Posted by mortgage-lender on November 12, 2009
mortgage, mortgage broker, mortgage companies, refinance, texas mortgages / No Comments

Where can mortgages can be obtained?

 Mortgages can be arranged by three different types of companies. They are called a portfolio lender, a mortgage broker and a mortgage banker. Sometimes a company may be any combination of the three types of mortgage originators.   

·Portfolio lenders loan their own money, and service the mortgage themselves. This is the way the mortgage industry used to be prior to the 1980’s.  A Savings and Loan organizations is an example of an old style portfolio lender. There are still portfolio lenders remaining in the national market that provide some well needed niche products, like jumbo loans, and 2nd mortgages. Portfolio lenders generally have a very well defined credit profile that they are looking to fill.

·Mortgage brokers  lend money from other sources such as mortgage banks, pension funds, insurance companies, and portfolio lenders. Rather than lending their own funds, they attempt to find competitive mortgage pricing from various mortgage companies and earn a profit. The theory is that a mortgage broker has access to multiple lenders, therfore they have the ability to shop for the best rates for each credit profile.

Expert mortgage retreivers

·Mortgage bankers originate, sell and/or services mortgages. A mortgage banker will fund a mortgage with it’s own money, and either sell the mortgage like a broker, or keep it in house like a portfolio lender. Mortgage bankers also service mortgages that they do not own. Generally speaking, a mortgage banker will offer a limited variety of options to those who fall outside of their desired credit profile. 

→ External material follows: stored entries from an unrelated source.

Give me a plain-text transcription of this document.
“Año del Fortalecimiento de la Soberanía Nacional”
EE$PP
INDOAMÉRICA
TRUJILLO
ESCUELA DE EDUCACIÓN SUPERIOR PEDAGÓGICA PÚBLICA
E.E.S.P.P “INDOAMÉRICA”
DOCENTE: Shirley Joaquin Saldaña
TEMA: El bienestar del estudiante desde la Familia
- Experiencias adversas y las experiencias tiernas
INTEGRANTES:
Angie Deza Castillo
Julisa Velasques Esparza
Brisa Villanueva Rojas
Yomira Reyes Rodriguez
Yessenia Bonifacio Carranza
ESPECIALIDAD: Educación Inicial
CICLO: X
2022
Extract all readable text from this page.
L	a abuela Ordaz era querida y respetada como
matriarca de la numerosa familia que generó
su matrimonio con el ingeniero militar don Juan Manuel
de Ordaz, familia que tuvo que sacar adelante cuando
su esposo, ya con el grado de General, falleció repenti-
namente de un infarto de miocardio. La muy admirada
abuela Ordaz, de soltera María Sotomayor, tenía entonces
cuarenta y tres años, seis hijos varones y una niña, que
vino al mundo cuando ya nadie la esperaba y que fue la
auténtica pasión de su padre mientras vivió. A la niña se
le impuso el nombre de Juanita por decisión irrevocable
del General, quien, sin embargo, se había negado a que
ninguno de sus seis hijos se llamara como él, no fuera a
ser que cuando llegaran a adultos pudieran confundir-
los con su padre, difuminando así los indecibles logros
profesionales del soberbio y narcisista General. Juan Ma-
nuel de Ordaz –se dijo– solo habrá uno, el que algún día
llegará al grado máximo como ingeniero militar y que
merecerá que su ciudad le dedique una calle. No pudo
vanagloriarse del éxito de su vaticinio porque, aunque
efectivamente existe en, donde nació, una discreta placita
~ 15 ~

So, okay, I know the question you want to ask: Is it better to get a loan from a mortgage broker, a mortgage banker, or a portfolio lender?

My answer is: that there is no real difference.

If you can obtain the same mortgage loan at the same rate with the same fees, it really doesn’t matter where your mortgage loan comes from. It’s not important that someone uses their own money to fund your mortgage or if they get it elsewhere. In todays’ world almost all mortgage providers get their money to lend from the same sources.